An AI a Day Keeps the Doctor Away
- Kieren Sharma
- Apr 26, 2024
- 4 min read
Updated: Feb 28
In this episode, we explored the exciting and complex world of artificial intelligence in healthcare. We looked at the history of AI in medicine, current applications, ethical considerations and future possibilities.

A Look Back
The use of AI in healthcare is not a recent development. As early as 1971, computers were employed to automate medical tasks, such as diagnosing symptoms. By 1976, AI systems were developed to recommend antibiotic treatments for bacterial pathogens. The early 2000s marked a significant turning point with the Human Genome Project and the adoption of high-throughput measurement techniques, which generated vast amounts of data. By 2015, data-driven chatbots like Pharmabot were being utilised to provide information on medicines. In 2017, the US Food and Drug Administration (FDA) approved the first AI-powered tool for clinical settings, which analysed heart MRI scans using AI trained on big data. A major breakthrough came in 2020 with DeepMind’s AlphaFold, which solved the long-standing challenge of protein folding prediction, unlocking new possibilities for understanding the fundamental components of life and fighting disease.
Current Applications of AI in Healthcare
AI is currently being used in various ways to improve healthcare:
Harvard’s School of Public Health estimates that using AI to assist with diagnoses may reduce treatment costs by up to 50% and improve health outcomes by 40%.
Diagnosis and Treatment: AI can analyse medical scans (X-rays, MRIs, etc.) to detect diseases like cancer and heart conditions, sometimes spotting subtle patterns that humans might miss. For example, AI can identify those with a high risk of fatal heart disease up to five years in advance. AI is also being used to help prevent blindness in people with diabetes by predicting diabetic retinopathy.
Patient Engagement: AI chatbots can help improve communication between healthcare professionals and patients, bridge language barriers, and assist with medication adherence.
Administrative Activities: AI can automate administrative tasks, freeing up healthcare professionals to focus on patient care.
Drug Discovery and Design: AI is being used to speed up the drug development process, identifying new compounds and predicting how potential drugs might behave, potentially reducing costs and time. This includes the discovery of entirely new classes of antibiotics.
Understanding AI's Decisions
AI explainability refers to the ability to understand and clearly communicate how an artificially intelligent system makes its decisions or predictions.
There is often a trade-off between AI performance and the ease of explaining its decision-making process. Complex AI models can achieve high performance but are harder to explain, while simpler models are more understandable but may perform less effectively. One method for explaining AI decisions uses a ‘what if’ approach, altering input data to observe changes in the AI’s output. This technique generates heat maps that highlight where the AI is focusing, though not necessarily why it makes specific inferences.

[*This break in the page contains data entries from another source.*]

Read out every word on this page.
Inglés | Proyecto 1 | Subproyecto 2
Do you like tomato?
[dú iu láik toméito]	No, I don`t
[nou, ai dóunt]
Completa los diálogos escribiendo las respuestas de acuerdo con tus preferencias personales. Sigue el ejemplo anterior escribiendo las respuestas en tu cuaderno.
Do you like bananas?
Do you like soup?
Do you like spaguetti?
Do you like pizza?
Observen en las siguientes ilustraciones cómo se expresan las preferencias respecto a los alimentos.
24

Advancing more explainable and interpretable AI models requires collaboration between clinicians and computer scientists.

Ethical Challenges
AI in healthcare brings transformative potential, but it also poses significant ethical challenges that must be addressed to ensure its safe and equitable use.
Bias: AI systems are trained on data that may not fully represent the population, leading to bias and inaccurate diagnoses for underrepresented groups—a critical issue requiring urgent attention.
Transparency: AI systems sometimes identify patterns based on irrelevant factors, such as differences in image formats across hospitals, rather than genuine clinical indicators. This raises concerns about transparency and the need to ensure AI learns meaningfully.
Overdiagnosis: While AI can detect conditions at very early stages, such as cancers that are not immediately life-threatening, this can result in unnecessary treatments for patients who may not require them.
Limitations: AI systems have sometimes struggled to perform outside of research settings, such as during the COVID-19 pandemic. Poor-quality data, lack of diversity, and insufficient labelling in training datasets are significant contributing factors.
The Future of AI in Healthcare
The general consensus is that AI will enhance, rather than replace, the decision-making and execution skills of healthcare professionals. AI systems serve as tools to help healthcare providers gain deeper insights and make more informed decisions. The human element of healthcare remains indispensable, as the human touch plays a critical role in supporting patients’ mental well-being during diagnosis and treatment. Multimodal AI is an emerging area of research that seeks to develop systems capable of integrating and interpreting diverse types of healthcare data—such as images, test results, and patient histories—over time, to provide a more holistic view of a patient’s condition and hopefully improve outcomes.
Final Thoughts
AI has immense potential to revolutionise healthcare by improving efficiency, reducing costs, and enabling personalised care. However, addressing ethical challenges is crucial to ensure these systems remain transparent, unbiased, and serve as tools to support, rather than replace, healthcare professionals. The future of AI in healthcare is bright, with innovations in multimodal AI poised to bring unprecedented sophistication to the field.